Wehrhafte Demokratie
Die Instrumente des Parteiverbots und der Grundrechtsverwirkung
Die Rede von der „wehrhaften Demokratie“ bezog sich ursprünglich auf die militärische Wehrhaftigkeit nach außen. Das änderte sich mit Karl Loewensteins Überlegungen zur „Militant Democracy“ (1937)“, in denen es um die notwendige Wehrhaftigkeit der Demokratie nach innen ging, gegen den Faschismus, der ihr den Krieg erklärt hatte. In dem seither vorherrschenden innengerichteten Sinn gilt das Prinzip der wehrhaften oder, weniger prägnant, der streitbaren Demokratie heute in Deutschland als Verfassungsprinzip.
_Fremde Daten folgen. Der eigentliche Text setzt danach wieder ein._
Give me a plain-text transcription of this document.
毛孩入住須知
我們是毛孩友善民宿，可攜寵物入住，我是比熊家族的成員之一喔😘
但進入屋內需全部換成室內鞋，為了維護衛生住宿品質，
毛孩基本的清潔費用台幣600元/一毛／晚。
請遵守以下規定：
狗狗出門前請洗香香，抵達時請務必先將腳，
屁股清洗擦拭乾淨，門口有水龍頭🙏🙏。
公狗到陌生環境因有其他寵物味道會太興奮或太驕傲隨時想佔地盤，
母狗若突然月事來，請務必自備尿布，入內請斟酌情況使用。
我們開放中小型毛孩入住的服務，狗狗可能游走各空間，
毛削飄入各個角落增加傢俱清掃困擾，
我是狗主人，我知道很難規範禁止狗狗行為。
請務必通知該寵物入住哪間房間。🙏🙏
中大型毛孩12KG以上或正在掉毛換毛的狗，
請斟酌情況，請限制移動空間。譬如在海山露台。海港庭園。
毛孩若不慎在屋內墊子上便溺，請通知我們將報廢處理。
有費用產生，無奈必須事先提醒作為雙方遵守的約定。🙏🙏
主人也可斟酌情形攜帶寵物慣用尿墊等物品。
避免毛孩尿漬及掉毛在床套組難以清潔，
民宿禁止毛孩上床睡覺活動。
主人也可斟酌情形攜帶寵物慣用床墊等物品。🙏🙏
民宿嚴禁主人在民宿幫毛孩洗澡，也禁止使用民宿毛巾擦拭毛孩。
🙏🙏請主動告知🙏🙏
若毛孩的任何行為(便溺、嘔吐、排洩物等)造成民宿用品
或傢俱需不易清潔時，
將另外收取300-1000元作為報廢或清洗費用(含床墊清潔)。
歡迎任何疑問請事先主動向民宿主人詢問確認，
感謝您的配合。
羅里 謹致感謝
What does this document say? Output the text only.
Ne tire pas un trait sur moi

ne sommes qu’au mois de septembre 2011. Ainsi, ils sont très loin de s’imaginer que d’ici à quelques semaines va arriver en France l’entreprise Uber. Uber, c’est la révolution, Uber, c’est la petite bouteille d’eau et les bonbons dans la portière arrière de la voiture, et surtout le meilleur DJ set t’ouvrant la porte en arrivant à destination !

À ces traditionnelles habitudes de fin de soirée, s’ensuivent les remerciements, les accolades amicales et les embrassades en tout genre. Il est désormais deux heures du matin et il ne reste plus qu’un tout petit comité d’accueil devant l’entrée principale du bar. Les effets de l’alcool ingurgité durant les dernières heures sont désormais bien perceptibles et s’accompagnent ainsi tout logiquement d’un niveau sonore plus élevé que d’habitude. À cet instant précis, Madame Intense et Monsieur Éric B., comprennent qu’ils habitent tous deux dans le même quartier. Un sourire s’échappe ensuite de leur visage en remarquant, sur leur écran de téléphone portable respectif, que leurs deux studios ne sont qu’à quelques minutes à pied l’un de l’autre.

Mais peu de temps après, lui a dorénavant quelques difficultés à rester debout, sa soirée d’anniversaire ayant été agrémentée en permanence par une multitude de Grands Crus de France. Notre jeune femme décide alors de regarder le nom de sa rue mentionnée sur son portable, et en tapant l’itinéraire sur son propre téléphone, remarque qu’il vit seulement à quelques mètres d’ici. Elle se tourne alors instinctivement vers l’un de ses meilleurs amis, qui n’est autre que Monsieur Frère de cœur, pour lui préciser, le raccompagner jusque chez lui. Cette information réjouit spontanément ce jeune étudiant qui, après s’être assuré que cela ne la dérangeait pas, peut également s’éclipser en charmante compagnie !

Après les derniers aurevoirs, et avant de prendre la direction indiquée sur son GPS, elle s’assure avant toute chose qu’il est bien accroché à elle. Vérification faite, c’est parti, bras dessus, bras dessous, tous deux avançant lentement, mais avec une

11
Es soll, so das Bundesverfassungsgericht, „gewährleisten“, dass „Verfassungsfeinde nicht unter Berufung auf die Freiheiten, die das Grundgesetz gewährt, und unter ihrem Schutz die Verfassungsordnung oder den Bestand des Staates gefährden, beeinträchtigen oder zerstören“ (s. hier, Rn. 418). Als Ausdruck dieses Prinzips betrachtet das Gericht vor allem die grundgesetzlichen Vorschriften zum Verbot verfassungsfeindlicher Vereine (Art. 9 Abs. 2 GG) und Parteien (Art. 21 Abs. 2 GG) und zur Verwirkung von Grundrechten (Art. 18 GG), aber auch noch eine Reihe weiterer Institutionen (näher hier, Rn. 418; s. auch, zur Möglichkeit des Vereinsverbots als Ausdruck wehrhafter Demokratie, hier, Rn. 101, zur Möglichkeit geheimdienstlichen Verfassungsschutzes hier, Rn. 150, zur beamtenrechtlichen Treuepflicht hier, Rn. 39). Zum Arsenal der wehrhaften Demokratie gehört auch die 2017 – nach dem Urteil des Bundesverfassungsgerichts, mit dem zum zweiten Mal ein Verbotsantrag gegen die NPD scheiterte – in das Grundgesetz aufgenommen Möglichkeit, zum Schutz der freiheitlichen demokratischen Grundordnung eine Partei von staatlicher Finanzierung auszuschließen (Art. 21 Abs. 3 GG).
Die Mär vom wehrlosen Weimar
Mit der Kennzeichnung der grundgesetzlichen Ordnung als „wehrhafte“ Demokratie verbindet sich die Vorstellung, der Weimarer Verfassung habe es an der Wehrhaftigkeit gefehlt, die nötig gewesen wäre, um das nationalsozialistische Unrechtsregime zu verhindern. Auch das Bundesverfassungsgericht schien zunächst dieser Vorstellung anzuhängen. In seinem Extremistenbeschluss hieß es 1975, das Grundgesetz habe „die Bundesrepublik Deutschland aus der bitteren Erfahrung mit dem Schicksal der Weimarer Demokratie als eine streitbare, wehrhafte Demokratie konstituiert“ (hier, Rn. 96). Im NPD-Urteil von 2017 heißt es an einer Stelle, die „Etablierung des Parteiverbots in Art. 21 Abs. 2 GG“ sei Ausdruck des Bestrebens des Verfassungsgebers „strukturelle Voraussetzungen zu schaffen, um eine Wiederholung der Katastrophe des Nationalsozialismus und eine Entwicklung des Parteiwesens wie in der Endphase der Weimarer Republik zu verhindern“ (hier, Rn. 514). Auch damit wird die Wehrhaftigkeit des Grundgesetzes in einen Gegensatz zur Weimarer Verfassungslage gerückt. An etwas späterer Stelle qualifiziert das Gericht dann allerdings Art. 21 Abs. 2 GG als Reaktion auf den Aufstieg des Nationalsozialismus und „die (vermeintliche) Wehrlosigkeit der Weimarer Reichsverfassung gegenüber den Feinden der Demokratie“ (ebd., Rn. 583). Das trifft die Sache sehr viel besser.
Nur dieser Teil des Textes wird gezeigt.